André Malraux, un discours pour l'histoire
À peine lancé, l’appel à sauvegarder le patrimoine de Nubie est entendu. L’occasion, en mars 1960, d’un discours lui-même devenu patrimonial, celui de l'écrivain André Malraux, ministre d'État chargé des Affaires culturelles du général de Gaulle. Pour la première fois, affirme-t-il, toutes les nations, en dépit des guerres secrètes ou proclamées, "sont appelées à sauver ensemble les œuvres d'une civilisation qui n'appartient à aucune d'elles". Un appel qui, au siècle dernier, aurait été "chimérique". Selon lui, ces temples et ces statues longtemps relégués au rang de témoins sont redevenus des monuments et ont trouvé "une âme".
Le patrimoine, du matériel à l'immatériel
Dans sa matérialité, la sauvegarde du patrimoine de l’humanité est un écho au patrimoine immatériel qui, selon l’UNESCO, comprend “les pratiques, les connaissances et les expressions que les communautés reconnaissent comme faisant partie de leur identité culturelle, ainsi que les objets et les espaces qui y sont associés. Transmis de génération en génération, ce patrimoine s'adapte au fil du temps, renforçant l'identité et le respect de la diversité culturelle”.

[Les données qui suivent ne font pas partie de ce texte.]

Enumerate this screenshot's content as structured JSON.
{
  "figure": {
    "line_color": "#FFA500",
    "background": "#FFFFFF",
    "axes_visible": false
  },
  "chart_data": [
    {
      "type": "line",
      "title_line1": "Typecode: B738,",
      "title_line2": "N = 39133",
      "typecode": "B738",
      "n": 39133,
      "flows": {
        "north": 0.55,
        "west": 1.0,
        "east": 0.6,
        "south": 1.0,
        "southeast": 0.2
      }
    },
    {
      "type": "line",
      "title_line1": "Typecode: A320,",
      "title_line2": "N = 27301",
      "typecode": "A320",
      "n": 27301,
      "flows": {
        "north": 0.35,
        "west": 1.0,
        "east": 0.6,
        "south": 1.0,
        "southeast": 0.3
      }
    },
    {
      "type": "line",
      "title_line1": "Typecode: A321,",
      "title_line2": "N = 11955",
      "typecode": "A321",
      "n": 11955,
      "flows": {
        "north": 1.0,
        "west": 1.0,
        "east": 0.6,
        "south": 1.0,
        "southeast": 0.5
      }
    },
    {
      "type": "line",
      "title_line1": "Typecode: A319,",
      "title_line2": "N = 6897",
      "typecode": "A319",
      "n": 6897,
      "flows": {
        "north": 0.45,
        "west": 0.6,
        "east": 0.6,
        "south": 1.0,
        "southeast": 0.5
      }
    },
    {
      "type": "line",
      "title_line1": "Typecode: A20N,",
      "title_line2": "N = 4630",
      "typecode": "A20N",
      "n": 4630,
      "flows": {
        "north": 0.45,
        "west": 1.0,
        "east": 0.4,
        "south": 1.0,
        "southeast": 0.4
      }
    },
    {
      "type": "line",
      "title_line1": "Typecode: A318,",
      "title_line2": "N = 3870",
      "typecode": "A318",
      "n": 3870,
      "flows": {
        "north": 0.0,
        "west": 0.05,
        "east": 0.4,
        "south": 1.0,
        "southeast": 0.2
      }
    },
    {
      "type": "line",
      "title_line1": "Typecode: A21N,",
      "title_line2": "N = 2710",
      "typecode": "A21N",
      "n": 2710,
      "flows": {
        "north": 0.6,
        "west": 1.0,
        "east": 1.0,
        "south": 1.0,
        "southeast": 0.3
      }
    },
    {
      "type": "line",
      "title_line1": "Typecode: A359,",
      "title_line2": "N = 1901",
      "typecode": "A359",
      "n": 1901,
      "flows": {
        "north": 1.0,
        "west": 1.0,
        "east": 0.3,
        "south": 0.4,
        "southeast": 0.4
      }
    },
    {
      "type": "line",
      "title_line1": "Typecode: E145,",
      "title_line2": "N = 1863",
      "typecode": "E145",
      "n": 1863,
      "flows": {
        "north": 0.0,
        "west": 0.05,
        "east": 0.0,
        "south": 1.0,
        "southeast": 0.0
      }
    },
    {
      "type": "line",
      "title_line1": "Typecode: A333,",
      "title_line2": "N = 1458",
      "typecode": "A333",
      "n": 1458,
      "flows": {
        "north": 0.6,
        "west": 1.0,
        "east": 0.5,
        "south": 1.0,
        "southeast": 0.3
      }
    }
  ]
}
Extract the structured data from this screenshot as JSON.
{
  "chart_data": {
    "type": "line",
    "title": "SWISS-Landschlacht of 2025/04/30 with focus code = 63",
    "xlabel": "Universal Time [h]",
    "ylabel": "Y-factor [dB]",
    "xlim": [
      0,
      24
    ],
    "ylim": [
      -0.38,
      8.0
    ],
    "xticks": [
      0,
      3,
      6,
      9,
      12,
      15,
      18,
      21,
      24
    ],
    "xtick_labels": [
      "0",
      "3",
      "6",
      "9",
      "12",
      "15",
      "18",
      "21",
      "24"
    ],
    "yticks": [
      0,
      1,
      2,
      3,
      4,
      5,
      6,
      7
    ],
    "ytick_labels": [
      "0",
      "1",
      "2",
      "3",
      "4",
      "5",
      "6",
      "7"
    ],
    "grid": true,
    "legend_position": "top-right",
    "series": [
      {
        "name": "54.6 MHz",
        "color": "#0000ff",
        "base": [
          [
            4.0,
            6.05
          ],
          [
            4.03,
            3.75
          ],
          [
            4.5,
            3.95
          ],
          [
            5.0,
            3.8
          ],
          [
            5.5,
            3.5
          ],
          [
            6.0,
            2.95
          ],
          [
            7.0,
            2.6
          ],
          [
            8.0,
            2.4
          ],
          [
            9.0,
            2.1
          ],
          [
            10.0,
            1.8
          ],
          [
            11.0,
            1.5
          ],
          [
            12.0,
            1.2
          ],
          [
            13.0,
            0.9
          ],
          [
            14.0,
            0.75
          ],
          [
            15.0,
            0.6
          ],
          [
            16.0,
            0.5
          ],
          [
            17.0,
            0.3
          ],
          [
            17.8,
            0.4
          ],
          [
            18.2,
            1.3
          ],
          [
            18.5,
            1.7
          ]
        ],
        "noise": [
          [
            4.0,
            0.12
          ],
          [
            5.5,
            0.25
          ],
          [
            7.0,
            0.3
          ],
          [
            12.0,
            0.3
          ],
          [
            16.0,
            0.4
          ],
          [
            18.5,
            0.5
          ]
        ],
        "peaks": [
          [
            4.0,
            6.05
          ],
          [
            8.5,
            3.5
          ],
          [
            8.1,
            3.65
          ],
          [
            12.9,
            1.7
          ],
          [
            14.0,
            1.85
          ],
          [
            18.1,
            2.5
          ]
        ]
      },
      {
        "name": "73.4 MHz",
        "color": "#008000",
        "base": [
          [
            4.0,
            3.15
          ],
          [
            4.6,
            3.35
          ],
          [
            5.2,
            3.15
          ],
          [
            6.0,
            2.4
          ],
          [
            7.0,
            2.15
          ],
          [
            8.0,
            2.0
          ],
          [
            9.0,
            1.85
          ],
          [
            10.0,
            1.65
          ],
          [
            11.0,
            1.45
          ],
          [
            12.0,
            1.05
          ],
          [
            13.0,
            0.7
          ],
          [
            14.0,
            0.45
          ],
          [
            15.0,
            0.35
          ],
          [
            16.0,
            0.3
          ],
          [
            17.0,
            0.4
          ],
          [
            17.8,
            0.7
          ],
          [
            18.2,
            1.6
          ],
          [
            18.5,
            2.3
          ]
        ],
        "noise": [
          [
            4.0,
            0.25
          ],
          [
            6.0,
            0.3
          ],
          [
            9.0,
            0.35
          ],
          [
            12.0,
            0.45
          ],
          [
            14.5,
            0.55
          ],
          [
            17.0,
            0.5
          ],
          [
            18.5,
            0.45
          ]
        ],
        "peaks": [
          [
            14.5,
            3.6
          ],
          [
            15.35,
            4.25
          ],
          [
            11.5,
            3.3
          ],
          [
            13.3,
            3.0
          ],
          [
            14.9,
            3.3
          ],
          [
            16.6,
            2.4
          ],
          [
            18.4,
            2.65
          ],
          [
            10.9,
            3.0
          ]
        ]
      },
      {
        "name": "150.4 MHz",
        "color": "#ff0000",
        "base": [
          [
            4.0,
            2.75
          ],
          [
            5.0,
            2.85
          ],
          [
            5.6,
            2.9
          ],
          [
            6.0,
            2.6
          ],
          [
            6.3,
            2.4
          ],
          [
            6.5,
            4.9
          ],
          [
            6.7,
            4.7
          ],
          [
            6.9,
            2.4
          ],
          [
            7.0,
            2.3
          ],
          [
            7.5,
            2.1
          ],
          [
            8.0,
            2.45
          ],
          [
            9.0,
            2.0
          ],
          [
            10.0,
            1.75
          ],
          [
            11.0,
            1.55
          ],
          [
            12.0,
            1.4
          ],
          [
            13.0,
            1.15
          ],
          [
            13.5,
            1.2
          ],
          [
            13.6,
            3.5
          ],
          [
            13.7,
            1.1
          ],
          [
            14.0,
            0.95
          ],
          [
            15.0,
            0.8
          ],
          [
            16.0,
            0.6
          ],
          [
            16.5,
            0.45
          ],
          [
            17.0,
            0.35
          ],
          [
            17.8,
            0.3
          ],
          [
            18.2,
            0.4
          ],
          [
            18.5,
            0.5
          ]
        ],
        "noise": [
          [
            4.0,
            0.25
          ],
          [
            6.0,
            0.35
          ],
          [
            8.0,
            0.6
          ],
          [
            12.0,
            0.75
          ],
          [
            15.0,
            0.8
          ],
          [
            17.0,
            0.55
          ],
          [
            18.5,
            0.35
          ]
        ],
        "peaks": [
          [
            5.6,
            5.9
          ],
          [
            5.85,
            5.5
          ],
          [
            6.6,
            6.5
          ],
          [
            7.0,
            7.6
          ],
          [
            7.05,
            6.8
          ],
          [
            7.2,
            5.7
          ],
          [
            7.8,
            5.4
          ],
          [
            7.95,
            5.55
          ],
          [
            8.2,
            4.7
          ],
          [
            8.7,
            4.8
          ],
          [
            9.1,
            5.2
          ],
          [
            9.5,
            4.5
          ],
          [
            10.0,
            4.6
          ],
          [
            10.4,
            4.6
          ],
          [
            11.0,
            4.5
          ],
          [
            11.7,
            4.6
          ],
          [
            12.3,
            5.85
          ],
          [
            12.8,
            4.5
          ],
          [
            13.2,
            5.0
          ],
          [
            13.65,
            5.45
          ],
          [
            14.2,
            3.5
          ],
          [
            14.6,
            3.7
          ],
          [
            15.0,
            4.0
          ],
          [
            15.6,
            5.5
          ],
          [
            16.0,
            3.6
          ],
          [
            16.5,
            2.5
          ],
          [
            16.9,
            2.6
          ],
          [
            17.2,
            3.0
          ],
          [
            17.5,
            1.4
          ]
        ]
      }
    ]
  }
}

Ainsi, le xeer ciise, droit coutumier oral des communautés somali-Issa d'Éthiopie, de Djibouti et de Somalie, est inscrit en 2024 sur la Liste représentative du patrimoine culturel immatériel de l’humanité. Il est alors présenté par Hibo Moumin Assoweh, ministre de la Jeunesse et de la Culture de Djibouti, lors de la 19e session du Comité intergouvernemental de l’UNESCO qui s’est tenue au Paraguay :
"Outil juridique et patrimoine culturel vivant", le xeer ciise est transmis oralement et adapté aux besoins contemporains. Ce contrat coutumier traditionnel qui régit les interactions sociales, économiques et politiques de ces communautés est porteur "de grandes valeurs, d'humanité et de partage". Comme le précise également Hibo Moumin Assoweh, sa reconnaissance par l'UNESCO constitue une étape essentielle "pour garantir sa renommée universelle."